Volume 103, Issue 3, Pages 595-604

Abstract:

Infertility affects 6.1 million U.S. couples—representing 10% of reproductive-age adults and 15% of all couples trying to conceive. Half of the time, infertility is the result of an abnormal semen analysis or other male factors, with 40%–50% of these infertile men diagnosed with idiopathic or nonclassifiable infertility. While the role of hormone therapy for men with an identified abnormality is well defined, the literature remains inconclusive and controversial regarding hormone manipulation using empirical (off-label) medical therapies for men with idiopathic infertility. This manuscript reviews the commonly used off-label medications used to treat idiopathic male factor infertility: clomiphene citrate, letrozole/anastrozole, exogenous androgens, and pentoxifylline.

  • J.C. Trussell

    Treating male infertility is challenging–especially for those men without a clear diagnosis (idiopathic). Having a diagnosis (Klinefelters, Y-microdeletion, testis failure with elevated FSH, etc) only allows for a more focused (albeit, not easier) discussion with the client.

    With normal LH/FSH levels and low T, I do use clomiphene citrate quite a bit. Moreover, I consider adding Letrozole if the T:Estradiol ratio is worse than 10:1 (with an elevated Estradiol level).

    When discussing such treatment options with patients, I mention they are off-label and, if improved semen parameters are realized, translation into improved full-term pregnancy rates may not happen.

    I certainly look forward to prospective studies to help clarify how to best care for the (idiopathic) infertile male.

  • jimdupree4

    The author team has done an outstanding job summarizing the pertinent information about medications available for treating men with infertility in a concise and usable format. I would like to ask the authors how they define idiopathic and if clomiphene, likely the most commonly used medication in these men, is FDA approved for ‘non-idiopathic’ indications like hypogonadism? Also, what recommendations do the authors have for using information from this manuscript with patients? Is there a standard discussion that the author believe we should have when using off-label medications?

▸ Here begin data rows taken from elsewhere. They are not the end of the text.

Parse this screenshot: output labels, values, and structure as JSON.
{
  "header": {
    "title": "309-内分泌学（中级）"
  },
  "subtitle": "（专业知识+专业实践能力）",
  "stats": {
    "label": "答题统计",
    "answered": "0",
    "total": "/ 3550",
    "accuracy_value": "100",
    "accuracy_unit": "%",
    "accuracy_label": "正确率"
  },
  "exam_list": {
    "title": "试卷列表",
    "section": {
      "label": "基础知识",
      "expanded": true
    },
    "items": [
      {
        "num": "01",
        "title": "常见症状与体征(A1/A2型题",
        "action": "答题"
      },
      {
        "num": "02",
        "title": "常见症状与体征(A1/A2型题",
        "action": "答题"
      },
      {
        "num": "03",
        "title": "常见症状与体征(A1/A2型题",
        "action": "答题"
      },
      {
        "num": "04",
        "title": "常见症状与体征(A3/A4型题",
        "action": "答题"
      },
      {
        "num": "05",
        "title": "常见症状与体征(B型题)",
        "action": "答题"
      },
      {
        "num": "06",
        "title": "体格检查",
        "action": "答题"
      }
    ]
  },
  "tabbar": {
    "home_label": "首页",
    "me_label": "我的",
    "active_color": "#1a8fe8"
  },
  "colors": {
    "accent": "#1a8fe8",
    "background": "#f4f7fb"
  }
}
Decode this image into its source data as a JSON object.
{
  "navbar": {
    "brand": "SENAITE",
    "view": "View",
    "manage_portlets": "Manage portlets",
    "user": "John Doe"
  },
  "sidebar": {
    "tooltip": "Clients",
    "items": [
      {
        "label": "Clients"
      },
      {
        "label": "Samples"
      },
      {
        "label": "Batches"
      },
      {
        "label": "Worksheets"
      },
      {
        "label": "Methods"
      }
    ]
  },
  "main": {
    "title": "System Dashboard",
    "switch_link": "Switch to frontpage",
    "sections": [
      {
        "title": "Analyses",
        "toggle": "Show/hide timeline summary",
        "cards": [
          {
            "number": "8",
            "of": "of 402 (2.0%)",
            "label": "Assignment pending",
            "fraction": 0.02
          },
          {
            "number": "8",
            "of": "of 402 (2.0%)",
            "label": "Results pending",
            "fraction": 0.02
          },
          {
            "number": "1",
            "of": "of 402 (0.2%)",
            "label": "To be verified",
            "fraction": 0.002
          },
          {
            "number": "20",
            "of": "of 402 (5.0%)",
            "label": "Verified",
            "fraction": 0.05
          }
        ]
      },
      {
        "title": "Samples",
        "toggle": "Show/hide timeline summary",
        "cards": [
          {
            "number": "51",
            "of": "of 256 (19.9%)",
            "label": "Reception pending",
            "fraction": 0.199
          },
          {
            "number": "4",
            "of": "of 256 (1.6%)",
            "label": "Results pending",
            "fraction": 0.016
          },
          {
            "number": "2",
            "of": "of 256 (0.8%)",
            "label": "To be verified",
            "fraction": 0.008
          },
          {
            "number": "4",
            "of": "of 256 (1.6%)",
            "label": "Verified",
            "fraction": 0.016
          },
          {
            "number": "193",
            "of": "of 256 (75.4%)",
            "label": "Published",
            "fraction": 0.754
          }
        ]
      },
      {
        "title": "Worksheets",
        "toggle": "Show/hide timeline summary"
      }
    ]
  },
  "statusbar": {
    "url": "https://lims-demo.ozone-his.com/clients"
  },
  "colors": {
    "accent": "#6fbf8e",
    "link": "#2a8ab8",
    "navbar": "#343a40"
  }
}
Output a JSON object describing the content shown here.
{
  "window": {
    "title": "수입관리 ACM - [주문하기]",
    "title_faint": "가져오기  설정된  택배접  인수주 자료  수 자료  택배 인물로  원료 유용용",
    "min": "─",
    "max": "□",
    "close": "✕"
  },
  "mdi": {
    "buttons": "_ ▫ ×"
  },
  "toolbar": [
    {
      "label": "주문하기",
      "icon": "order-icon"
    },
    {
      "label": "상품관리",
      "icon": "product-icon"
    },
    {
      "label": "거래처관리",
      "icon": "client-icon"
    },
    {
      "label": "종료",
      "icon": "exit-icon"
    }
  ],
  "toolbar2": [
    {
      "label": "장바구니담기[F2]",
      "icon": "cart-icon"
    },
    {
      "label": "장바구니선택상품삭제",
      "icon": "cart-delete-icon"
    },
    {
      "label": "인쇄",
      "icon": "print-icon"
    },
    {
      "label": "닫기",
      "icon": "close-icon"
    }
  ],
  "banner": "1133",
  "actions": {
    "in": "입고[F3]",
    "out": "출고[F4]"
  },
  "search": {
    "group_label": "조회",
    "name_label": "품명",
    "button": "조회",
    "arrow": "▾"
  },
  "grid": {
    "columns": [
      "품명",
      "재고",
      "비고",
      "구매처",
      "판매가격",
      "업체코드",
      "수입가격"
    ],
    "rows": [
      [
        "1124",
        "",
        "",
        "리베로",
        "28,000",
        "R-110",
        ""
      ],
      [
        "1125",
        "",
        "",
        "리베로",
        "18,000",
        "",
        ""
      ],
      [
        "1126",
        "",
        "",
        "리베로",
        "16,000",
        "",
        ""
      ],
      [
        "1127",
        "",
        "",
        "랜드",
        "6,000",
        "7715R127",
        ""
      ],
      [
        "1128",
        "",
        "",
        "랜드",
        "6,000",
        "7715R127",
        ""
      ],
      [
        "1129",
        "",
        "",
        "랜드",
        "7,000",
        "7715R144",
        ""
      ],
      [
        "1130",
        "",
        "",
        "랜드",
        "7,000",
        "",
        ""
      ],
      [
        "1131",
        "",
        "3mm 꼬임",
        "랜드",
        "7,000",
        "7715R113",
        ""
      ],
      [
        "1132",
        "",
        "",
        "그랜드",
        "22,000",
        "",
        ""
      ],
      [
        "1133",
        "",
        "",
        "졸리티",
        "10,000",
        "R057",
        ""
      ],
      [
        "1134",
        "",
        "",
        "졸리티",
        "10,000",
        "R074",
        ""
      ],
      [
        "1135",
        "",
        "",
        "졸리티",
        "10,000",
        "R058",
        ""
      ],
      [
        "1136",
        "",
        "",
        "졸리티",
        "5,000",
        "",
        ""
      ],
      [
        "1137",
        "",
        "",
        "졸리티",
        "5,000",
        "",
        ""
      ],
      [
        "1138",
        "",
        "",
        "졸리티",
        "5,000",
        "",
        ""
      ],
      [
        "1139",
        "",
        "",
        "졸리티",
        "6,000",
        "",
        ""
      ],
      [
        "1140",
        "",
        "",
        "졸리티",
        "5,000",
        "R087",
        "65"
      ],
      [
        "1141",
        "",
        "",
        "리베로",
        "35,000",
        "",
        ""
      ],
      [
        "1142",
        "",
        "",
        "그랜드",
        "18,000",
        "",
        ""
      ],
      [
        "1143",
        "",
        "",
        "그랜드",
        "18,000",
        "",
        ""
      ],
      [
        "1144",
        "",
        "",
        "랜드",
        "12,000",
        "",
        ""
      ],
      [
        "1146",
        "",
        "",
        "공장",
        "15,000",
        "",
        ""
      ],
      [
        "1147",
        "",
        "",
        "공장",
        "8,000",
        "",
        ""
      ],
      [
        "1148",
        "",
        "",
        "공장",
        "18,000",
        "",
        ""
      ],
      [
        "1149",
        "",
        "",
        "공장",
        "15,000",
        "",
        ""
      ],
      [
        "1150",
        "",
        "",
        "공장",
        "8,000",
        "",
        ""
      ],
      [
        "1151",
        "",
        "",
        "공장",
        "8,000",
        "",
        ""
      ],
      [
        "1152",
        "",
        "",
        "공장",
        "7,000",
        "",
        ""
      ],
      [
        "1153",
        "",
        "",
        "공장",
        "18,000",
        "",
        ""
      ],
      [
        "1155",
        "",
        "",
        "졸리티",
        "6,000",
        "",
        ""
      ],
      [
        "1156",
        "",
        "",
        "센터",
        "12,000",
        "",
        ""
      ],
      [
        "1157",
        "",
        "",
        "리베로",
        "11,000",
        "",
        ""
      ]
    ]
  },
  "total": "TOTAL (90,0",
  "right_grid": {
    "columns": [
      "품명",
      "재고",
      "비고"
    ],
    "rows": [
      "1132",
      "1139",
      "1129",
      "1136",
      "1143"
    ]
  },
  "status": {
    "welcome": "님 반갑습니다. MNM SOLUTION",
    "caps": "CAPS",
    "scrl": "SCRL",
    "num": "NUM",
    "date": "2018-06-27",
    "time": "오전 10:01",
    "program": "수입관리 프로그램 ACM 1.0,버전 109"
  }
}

  • “Idiopathic” male infertility remains an enigma to me. The authors nicely summarize the treatments for male infertility, focusing on the treatment of idiopathic male infertility with empiric medical therapy (EMT). Just to clarify: in the section on gonadotropins, a lot of the discussion focuses on hypogonadism. It would appear to me that hypogonadal patients are not included in the “idiopathic” group (correct me if I am wrong). Are gonadotropins FDA-approved specifically for hypogonadal patients or also for idiopathic infertility? Also, what is the difference between “recombinant FSH” and “recombinant-human FSH (r-h FSH)”?